Some other benefits for students living at Four Points are a daily continental breakfast, 40% off food from the pantry (similar to POD markets) and The Brine Bar, the restaurant located inside the hotel.

Hammett said she was supposed to have a roommate, but before they could meet, she was relocated. She said she plans to get her own apartment in the spring, therefore she has not attempted to decorate the hotel room. She said she is not sure if students are allowed to decorate their spaces.

“It’s kind of lonely, like it defeated the purpose,” Hammett said.

She prefers to continue to ride the shuttle to save money on gas for her personal car, regardless of the wait time. Hammett said she found out as late as August where she was assigned to live.

University President Michael Benson said university administrators could tell the enrollment trends were rising as they kept an eye on the reports every Friday. He said administrators expected a “summer melt” when students are accepted to Coastal but do not pay a deposit, which usually makes the acceptance numbers go down. However, the melt did not occur this year.

“This is a good problem to have because it suggests that the university is growing and that we’re a known commodity,” Benson said.

Daley said the high enrollment is great for the university and also great for students as they gain more resources and opportunities that come with a bigger university.

Benson said he attempted to incentivize sophomores to live off campus to make room for freshmen students. The freshmen were prioritized because Benson said the first-year experience is important for them to have. He said he cannot predict a change in the policy which requires freshmen and sophomores to live on campus.

Benson said he feels bad for students who live in the hotel because they are so far away, and he hopes they do not feel completely isolated.

“I try and put myself in the position of our students,” Benson said. “As a father of a current college student, I know what it’s like to feel a little unsettled as a parent and a student.”

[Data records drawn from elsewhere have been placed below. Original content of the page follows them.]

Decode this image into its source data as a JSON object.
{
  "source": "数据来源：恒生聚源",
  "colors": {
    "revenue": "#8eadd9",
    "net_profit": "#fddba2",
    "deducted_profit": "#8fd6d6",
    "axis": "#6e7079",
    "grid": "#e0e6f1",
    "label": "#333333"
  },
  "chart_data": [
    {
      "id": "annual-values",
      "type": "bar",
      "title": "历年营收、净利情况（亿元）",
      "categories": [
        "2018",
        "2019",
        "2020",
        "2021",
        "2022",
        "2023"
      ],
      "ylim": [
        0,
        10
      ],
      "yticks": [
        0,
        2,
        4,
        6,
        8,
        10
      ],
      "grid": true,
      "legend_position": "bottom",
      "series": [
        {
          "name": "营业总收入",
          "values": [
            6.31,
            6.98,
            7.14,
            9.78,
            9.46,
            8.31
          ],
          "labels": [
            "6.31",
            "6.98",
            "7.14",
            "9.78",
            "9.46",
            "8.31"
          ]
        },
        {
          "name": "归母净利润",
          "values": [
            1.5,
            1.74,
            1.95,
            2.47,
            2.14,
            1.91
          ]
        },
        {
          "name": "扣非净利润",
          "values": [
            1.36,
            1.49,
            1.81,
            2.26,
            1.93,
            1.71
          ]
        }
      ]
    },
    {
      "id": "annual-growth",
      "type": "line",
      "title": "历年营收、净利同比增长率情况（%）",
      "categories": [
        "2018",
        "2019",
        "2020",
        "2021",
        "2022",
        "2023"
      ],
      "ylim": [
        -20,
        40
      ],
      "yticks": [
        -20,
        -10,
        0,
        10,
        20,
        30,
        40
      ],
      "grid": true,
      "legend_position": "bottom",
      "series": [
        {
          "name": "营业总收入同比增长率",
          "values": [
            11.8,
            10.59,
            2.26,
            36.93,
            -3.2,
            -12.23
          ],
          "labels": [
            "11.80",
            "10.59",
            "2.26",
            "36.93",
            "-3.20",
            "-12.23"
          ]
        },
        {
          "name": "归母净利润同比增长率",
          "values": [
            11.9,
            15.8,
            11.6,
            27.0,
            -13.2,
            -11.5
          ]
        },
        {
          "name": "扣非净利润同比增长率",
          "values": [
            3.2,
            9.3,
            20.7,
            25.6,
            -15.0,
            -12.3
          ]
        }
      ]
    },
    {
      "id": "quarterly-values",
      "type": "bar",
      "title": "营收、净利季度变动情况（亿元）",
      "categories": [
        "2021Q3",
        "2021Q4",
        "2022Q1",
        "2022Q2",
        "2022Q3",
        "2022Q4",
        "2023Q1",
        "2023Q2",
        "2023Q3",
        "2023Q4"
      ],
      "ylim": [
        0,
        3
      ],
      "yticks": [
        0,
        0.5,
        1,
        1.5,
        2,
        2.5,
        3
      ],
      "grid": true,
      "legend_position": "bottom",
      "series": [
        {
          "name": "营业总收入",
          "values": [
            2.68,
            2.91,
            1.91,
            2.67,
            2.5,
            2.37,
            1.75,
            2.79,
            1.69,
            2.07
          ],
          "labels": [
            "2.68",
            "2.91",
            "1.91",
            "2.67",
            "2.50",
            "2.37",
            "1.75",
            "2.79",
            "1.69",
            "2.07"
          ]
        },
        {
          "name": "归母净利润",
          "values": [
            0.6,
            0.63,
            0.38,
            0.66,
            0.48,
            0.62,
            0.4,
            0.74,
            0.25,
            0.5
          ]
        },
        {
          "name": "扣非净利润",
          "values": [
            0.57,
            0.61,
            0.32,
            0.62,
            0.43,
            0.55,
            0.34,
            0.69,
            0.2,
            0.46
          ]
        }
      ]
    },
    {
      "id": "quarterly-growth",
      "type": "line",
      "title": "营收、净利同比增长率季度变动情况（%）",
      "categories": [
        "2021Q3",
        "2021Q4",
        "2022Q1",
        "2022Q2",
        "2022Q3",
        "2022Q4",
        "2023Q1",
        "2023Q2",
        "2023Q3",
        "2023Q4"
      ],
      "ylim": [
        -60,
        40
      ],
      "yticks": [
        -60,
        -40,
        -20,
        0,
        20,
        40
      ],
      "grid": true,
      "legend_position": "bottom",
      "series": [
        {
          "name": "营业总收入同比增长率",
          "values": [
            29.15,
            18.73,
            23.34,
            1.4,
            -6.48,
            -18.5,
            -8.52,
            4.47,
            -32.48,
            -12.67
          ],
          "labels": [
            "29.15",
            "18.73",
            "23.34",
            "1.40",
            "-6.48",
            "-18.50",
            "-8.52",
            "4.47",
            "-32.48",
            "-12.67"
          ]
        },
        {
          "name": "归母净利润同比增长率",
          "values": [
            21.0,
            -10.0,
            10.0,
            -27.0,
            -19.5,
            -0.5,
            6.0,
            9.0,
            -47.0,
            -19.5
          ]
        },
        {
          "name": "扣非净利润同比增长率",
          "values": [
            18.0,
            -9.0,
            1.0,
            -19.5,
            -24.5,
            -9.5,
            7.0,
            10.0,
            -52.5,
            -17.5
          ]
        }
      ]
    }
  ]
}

To ensure the students are safe, there are resident advisers living at the hotel. Benson said the university has been working with the Horry County and Conway police departments to do checkups at Four Points and drive around the premises to let students know they’re available.

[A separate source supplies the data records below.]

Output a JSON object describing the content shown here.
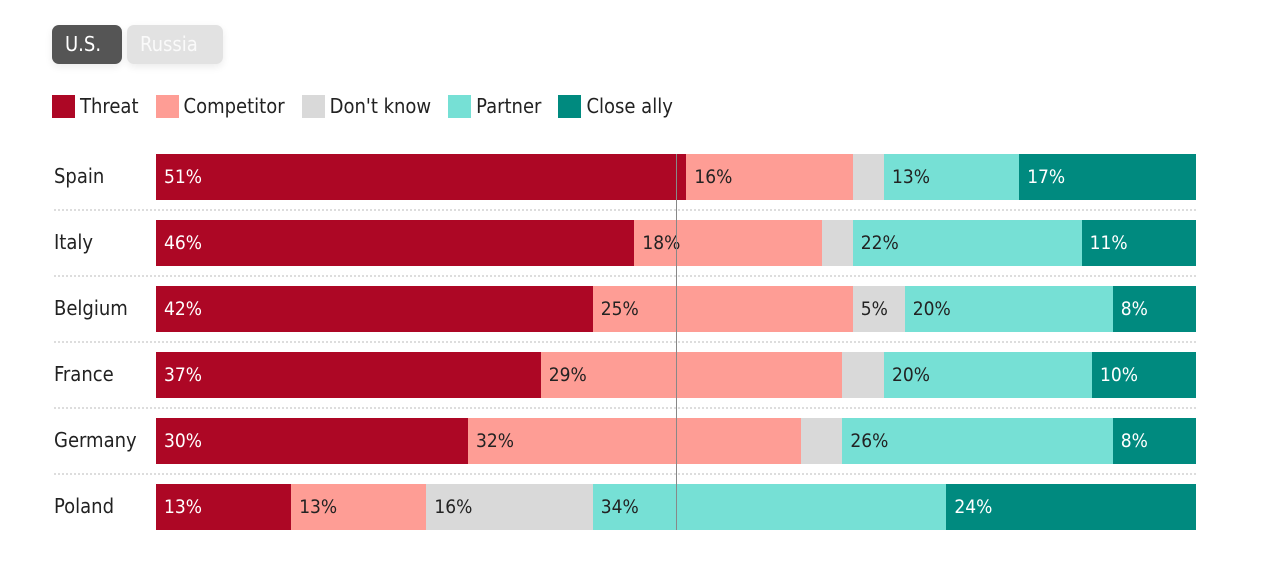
{
  "toggles": [
    {
      "label": "U.S.",
      "active": true
    },
    {
      "label": "Russia",
      "active": false
    }
  ],
  "chart_data": {
    "type": "bar",
    "orientation": "horizontal-stacked-100",
    "categories": [
      "Spain",
      "Italy",
      "Belgium",
      "France",
      "Germany",
      "Poland"
    ],
    "series": [
      {
        "name": "Threat",
        "color": "#ad0725",
        "text_color": "#ffffff",
        "values": [
          51,
          46,
          42,
          37,
          30,
          13
        ],
        "labels": [
          "51%",
          "46%",
          "42%",
          "37%",
          "30%",
          "13%"
        ]
      },
      {
        "name": "Competitor",
        "color": "#fe9d95",
        "text_color": "#222222",
        "values": [
          16,
          18,
          25,
          29,
          32,
          13
        ],
        "labels": [
          "16%",
          "18%",
          "25%",
          "29%",
          "32%",
          "13%"
        ]
      },
      {
        "name": "Don't know",
        "color": "#d9d9d9",
        "text_color": "#222222",
        "values": [
          3,
          3,
          5,
          4,
          4,
          16
        ],
        "labels": [
          "",
          "",
          "5%",
          "",
          "",
          "16%"
        ]
      },
      {
        "name": "Partner",
        "color": "#76e0d5",
        "text_color": "#222222",
        "values": [
          13,
          22,
          20,
          20,
          26,
          34
        ],
        "labels": [
          "13%",
          "22%",
          "20%",
          "20%",
          "26%",
          "34%"
        ]
      },
      {
        "name": "Close ally",
        "color": "#008a7f",
        "text_color": "#ffffff",
        "values": [
          17,
          11,
          8,
          10,
          8,
          24
        ],
        "labels": [
          "17%",
          "11%",
          "8%",
          "10%",
          "8%",
          "24%"
        ]
      }
    ],
    "reference_line": 50,
    "xlim": [
      0,
      100
    ],
    "legend": "top-left"
  }
}
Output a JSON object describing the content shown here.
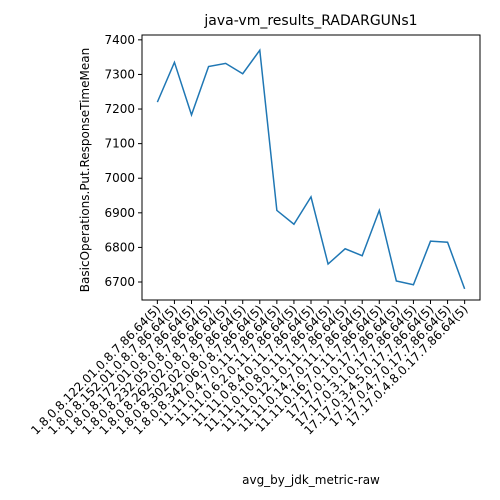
{
  "chart_data": {
    "type": "line",
    "title": "java-vm_results_RADARGUNs1",
    "x_label": "avg_by_jdk_metric-raw",
    "y_label": "BasicOperations.Put.ResponseTimeMean",
    "categories": [
      "1.8.0.8.122.01.0.8.7.86.64(5)",
      "1.8.0.8.152.01.0.8.7.86.64(5)",
      "1.8.0.8.172.01.0.8.7.86.64(5)",
      "1.8.0.8.232.05.0.8.7.86.64(5)",
      "1.8.0.8.262.02.0.8.7.86.64(5)",
      "1.8.0.8.302.02.0.8.7.86.64(5)",
      "1.8.0.8.342.06.0.8.7.86.64(5)",
      "11.11.0.4.7.0.11.7.86.64(5)",
      "11.11.0.6.2.0.11.7.86.64(5)",
      "11.11.0.8.4.0.11.7.86.64(5)",
      "11.11.0.10.8.0.11.7.86.64(5)",
      "11.11.0.12.1.0.11.7.86.64(5)",
      "11.11.0.14.7.0.11.7.86.64(5)",
      "11.11.0.16.7.0.11.7.86.64(5)",
      "17.17.0.1.0.17.7.86.64(5)",
      "17.17.0.3.1.0.17.7.86.64(5)",
      "17.17.0.3.4.5.0.17.7.86.64(5)",
      "17.17.0.4.7.0.17.7.86.64(5)",
      "17.17.0.4.8.0.17.7.86.64(5)"
    ],
    "series": [
      {
        "name": "BasicOperations.Put.ResponseTimeMean",
        "color": "#1f77b4",
        "values": [
          7220,
          7335,
          7183,
          7323,
          7332,
          7302,
          7370,
          6907,
          6867,
          6946,
          6752,
          6796,
          6776,
          6907,
          6703,
          6692,
          6818,
          6815,
          6680
        ]
      }
    ],
    "ylim": [
      6648,
      7414
    ],
    "yticks": [
      6700,
      6800,
      6900,
      7000,
      7100,
      7200,
      7300,
      7400
    ]
  }
}
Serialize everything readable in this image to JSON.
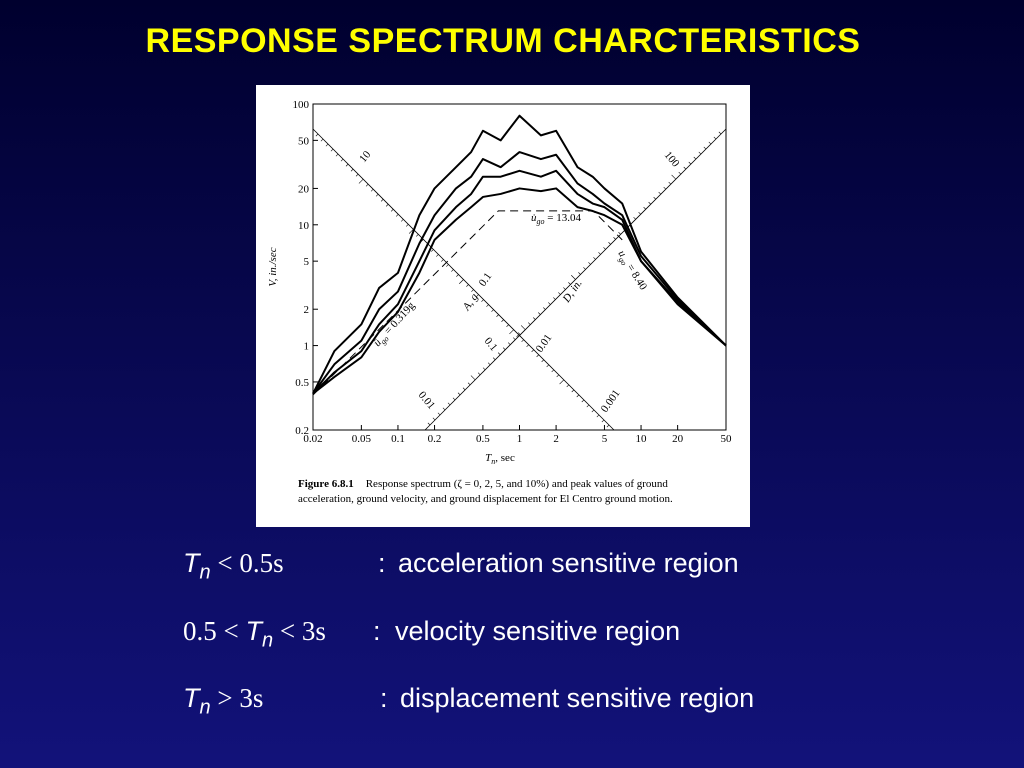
{
  "title": "RESPONSE SPECTRUM CHARCTERISTICS",
  "figure": {
    "type": "line",
    "xlabel": {
      "symbol": "T",
      "sub": "n",
      "text": ", sec"
    },
    "ylabel": "V, in./sec",
    "xlog": true,
    "ylog": true,
    "xlim": [
      0.02,
      50
    ],
    "ylim": [
      0.2,
      100
    ],
    "xticks": [
      0.02,
      0.05,
      0.1,
      0.2,
      0.5,
      1,
      2,
      5,
      10,
      20,
      50
    ],
    "yticks": [
      0.2,
      0.5,
      1,
      2,
      5,
      10,
      20,
      50,
      100
    ],
    "x": [
      0.02,
      0.03,
      0.05,
      0.07,
      0.1,
      0.15,
      0.2,
      0.3,
      0.4,
      0.5,
      0.7,
      1,
      1.5,
      2,
      3,
      4,
      5,
      7,
      10,
      20,
      50
    ],
    "series": [
      {
        "color": "#000000",
        "values": [
          0.4,
          0.9,
          1.5,
          3,
          4,
          12,
          20,
          30,
          40,
          60,
          50,
          80,
          55,
          60,
          30,
          25,
          20,
          15,
          6,
          2.5,
          1.0
        ]
      },
      {
        "color": "#000000",
        "values": [
          0.4,
          0.7,
          1.1,
          2,
          2.8,
          7,
          12,
          20,
          25,
          35,
          30,
          40,
          35,
          38,
          22,
          18,
          15,
          12,
          5.5,
          2.4,
          1.0
        ]
      },
      {
        "color": "#000000",
        "values": [
          0.4,
          0.6,
          0.9,
          1.5,
          2.2,
          5,
          9,
          14,
          18,
          25,
          25,
          28,
          25,
          28,
          18,
          15,
          14,
          11,
          5,
          2.3,
          1.0
        ]
      },
      {
        "color": "#000000",
        "values": [
          0.4,
          0.55,
          0.8,
          1.3,
          1.9,
          4,
          7.5,
          11,
          14,
          17,
          18,
          20,
          19,
          20,
          14,
          13,
          12,
          10,
          5,
          2.2,
          1.0
        ]
      }
    ],
    "bounds": {
      "x": [
        0.02,
        0.67,
        4.05,
        7
      ],
      "values": [
        0.39,
        13.04,
        13.04,
        7.5
      ]
    },
    "peaks": [
      {
        "symbol": "ü",
        "sub": "go",
        "text": " = 0.319g"
      },
      {
        "symbol": "u̇",
        "sub": "go",
        "text": " = 13.04"
      },
      {
        "symbol": "u",
        "sub": "go",
        "text": " = 8.40"
      }
    ],
    "diagonal_labels": [
      "10",
      "0.1",
      "A, g",
      "0.1",
      "0.01",
      "100",
      "D, in.",
      "0.01",
      "0.001"
    ],
    "caption": {
      "label": "Figure 6.8.1",
      "lines": [
        "Response spectrum (ζ = 0, 2, 5, and 10%) and peak values of ground",
        "acceleration, ground velocity, and ground displacement for El Centro ground motion."
      ]
    }
  },
  "items": [
    {
      "before": "",
      "symbol": "T",
      "sub": "n",
      "after": " < 0.5s",
      "sep": ":",
      "description": "acceleration sensitive region"
    },
    {
      "before": "0.5 < ",
      "symbol": "T",
      "sub": "n",
      "after": " < 3s",
      "sep": ":",
      "description": "velocity sensitive region"
    },
    {
      "before": "",
      "symbol": "T",
      "sub": "n",
      "after": " > 3s",
      "sep": ":",
      "description": "displacement sensitive region"
    }
  ]
}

According to Daley, a security officer is sent each night to Four Points. Because of its proximity to campus, public safety officers ride over to The Pier and do rounds.

Many parents have reached out to Benson about their concerns regarding the safety of their children due to the distance between the off-campus housing and CCU. Benson said he lived in “rough” residence halls while attending graduate school in England. He said he understands parents’ concerns, and he is doing his best to provide the best experience for their children.

“You can’t keep everybody happy all the time. But we try our best to,” Benson said.

In the future, Benson said there is a possibility of renovating The Woods, which were the first freshmen dorms opened in 1987. He said he is in the process of doing the master plan of the campus, but the wetlands pose many challenges to any additions. The university grounds are owned by the Coastal Educational Foundation.

Benson also said he wants the option of a pedestrian overpass across S.C. 544 because he worries about students who walk to school. He said he hoped everyone would be patient as the university searches for new off and on-campus housing options.

“Some of that short term discomfort results in long term satisfaction for everybody,” Benson said.